Ground Truth
The ground truth is the correct answer to the question that the model was asked to solve. In knowing the ground truth for all the predictions a model has made, one can judge how well that model is performing.
In a spam detection model, the ground truth would be whether a specific email was actually spam.
Even though the ground truth contains "truth", it's not always clear-cut.
In a recommendation engine, it would be whether the customer clicked on — or ultimately bought — one of the recommended products.
Ground truth for the new data is not available, which is why it's important to capture some of the live data when ground truth can be assessed and use it to train models.
Ground Truth Evaluation
The ground truth can be used to evaluate the performance of a model.
Collect samples of data where the ground truth becomes known and compare the model's predictions to the ground truth. If it deviates too much, the model needs to be retrained.
The metrics to be monitored can be of two varieties:
- Statistical metrics like accuracy, ROC AUC, log loss, etc. As the model designer has probably already chosen one of these metrics to pick the best model, it is a first-choice candidate for monitoring. For more complex models, where the average performance is not enough, it may be necessary to look at metrics computed by subpopulations.

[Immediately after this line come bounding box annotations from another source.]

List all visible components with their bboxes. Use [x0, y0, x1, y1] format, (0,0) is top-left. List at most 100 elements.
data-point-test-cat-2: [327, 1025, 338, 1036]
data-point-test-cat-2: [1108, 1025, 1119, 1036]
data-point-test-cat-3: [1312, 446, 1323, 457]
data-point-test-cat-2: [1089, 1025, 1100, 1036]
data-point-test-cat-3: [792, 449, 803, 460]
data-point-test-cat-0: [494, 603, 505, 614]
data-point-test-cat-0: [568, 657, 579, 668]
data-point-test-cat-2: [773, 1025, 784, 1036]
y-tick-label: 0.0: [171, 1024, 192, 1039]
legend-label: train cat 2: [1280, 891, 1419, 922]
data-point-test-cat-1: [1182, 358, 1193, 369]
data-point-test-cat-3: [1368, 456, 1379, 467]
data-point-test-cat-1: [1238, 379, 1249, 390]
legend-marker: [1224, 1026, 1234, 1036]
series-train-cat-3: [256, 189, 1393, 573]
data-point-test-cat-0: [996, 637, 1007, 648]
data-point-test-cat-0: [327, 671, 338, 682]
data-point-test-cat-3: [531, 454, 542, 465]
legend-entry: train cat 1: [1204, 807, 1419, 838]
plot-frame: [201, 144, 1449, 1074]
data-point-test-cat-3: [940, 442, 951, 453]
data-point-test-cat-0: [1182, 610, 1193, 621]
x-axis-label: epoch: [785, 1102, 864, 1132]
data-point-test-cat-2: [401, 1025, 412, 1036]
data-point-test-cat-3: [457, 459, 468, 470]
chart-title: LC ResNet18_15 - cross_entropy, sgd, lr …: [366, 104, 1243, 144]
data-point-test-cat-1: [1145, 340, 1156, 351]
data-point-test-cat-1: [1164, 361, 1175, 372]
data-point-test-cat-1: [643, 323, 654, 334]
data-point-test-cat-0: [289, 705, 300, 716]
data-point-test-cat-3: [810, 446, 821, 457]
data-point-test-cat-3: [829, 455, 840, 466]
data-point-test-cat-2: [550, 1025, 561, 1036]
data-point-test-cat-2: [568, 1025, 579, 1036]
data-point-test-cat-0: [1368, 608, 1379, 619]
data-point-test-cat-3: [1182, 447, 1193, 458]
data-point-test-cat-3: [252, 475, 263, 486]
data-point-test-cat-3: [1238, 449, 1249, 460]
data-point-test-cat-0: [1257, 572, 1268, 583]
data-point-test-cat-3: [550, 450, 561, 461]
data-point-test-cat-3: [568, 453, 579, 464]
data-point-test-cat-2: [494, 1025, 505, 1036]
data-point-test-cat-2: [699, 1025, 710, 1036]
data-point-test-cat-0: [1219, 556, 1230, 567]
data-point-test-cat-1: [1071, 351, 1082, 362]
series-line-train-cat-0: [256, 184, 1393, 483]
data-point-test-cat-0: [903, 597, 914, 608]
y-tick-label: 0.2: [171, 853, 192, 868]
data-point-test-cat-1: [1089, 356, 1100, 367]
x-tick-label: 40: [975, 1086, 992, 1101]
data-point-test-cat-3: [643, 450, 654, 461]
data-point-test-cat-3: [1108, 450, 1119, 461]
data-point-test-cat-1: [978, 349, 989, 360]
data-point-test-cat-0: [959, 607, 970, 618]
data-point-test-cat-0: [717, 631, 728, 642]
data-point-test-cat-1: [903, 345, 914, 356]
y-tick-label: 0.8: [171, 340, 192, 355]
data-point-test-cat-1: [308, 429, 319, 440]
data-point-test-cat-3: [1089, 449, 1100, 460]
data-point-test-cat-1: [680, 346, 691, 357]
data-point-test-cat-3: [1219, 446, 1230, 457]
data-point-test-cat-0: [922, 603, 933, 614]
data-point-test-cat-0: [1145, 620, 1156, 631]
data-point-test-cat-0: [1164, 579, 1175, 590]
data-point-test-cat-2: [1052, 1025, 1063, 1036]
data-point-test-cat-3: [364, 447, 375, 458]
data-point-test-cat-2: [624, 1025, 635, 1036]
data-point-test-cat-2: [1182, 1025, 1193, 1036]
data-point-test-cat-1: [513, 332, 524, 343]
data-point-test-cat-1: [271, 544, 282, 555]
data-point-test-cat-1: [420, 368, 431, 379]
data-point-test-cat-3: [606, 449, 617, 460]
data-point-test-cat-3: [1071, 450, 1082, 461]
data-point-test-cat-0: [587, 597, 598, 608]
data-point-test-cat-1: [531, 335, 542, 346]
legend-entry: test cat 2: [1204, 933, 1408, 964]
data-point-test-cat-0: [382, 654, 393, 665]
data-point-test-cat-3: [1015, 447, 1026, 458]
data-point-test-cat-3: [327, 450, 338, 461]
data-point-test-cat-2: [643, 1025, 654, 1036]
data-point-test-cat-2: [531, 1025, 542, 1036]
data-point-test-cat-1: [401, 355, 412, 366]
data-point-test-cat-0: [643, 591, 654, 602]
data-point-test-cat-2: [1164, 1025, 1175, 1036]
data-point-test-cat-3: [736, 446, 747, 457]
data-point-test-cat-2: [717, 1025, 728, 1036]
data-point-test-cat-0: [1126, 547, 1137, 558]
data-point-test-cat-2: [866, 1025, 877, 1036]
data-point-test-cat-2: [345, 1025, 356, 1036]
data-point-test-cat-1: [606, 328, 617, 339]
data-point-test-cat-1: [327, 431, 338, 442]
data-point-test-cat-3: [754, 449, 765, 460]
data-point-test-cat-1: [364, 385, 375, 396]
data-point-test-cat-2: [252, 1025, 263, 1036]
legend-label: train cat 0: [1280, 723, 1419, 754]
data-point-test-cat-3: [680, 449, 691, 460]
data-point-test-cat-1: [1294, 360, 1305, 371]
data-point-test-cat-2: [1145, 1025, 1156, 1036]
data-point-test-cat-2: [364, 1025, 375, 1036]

- Business metrics, like cost-benefit assessment. For example, the credit scoring business has developed its own specific metrics.
When available, ground truth monitoring is the best solution. But it can be problematic in some cases:
- Ground truth might take a long time to be available. You can't wait for months to know if your model is working.
- System strongly decouples the prompt and ground truth. Most obvious case would be that the input sample is not available anymore. You need both to be available to be paired, packaged and used for evaluation later.
- Ground truth is not resolved or recorded.
- Ground truth is only partially available. It can be expensive to keep track of the ground truth for all the data so some sampling is required. This sampling logic can lead to a biased model.
- There might not be quantitative ground truth. For example, in general conversational models, the ground truth is the user's satisfaction so you are solely dependent on user feedback.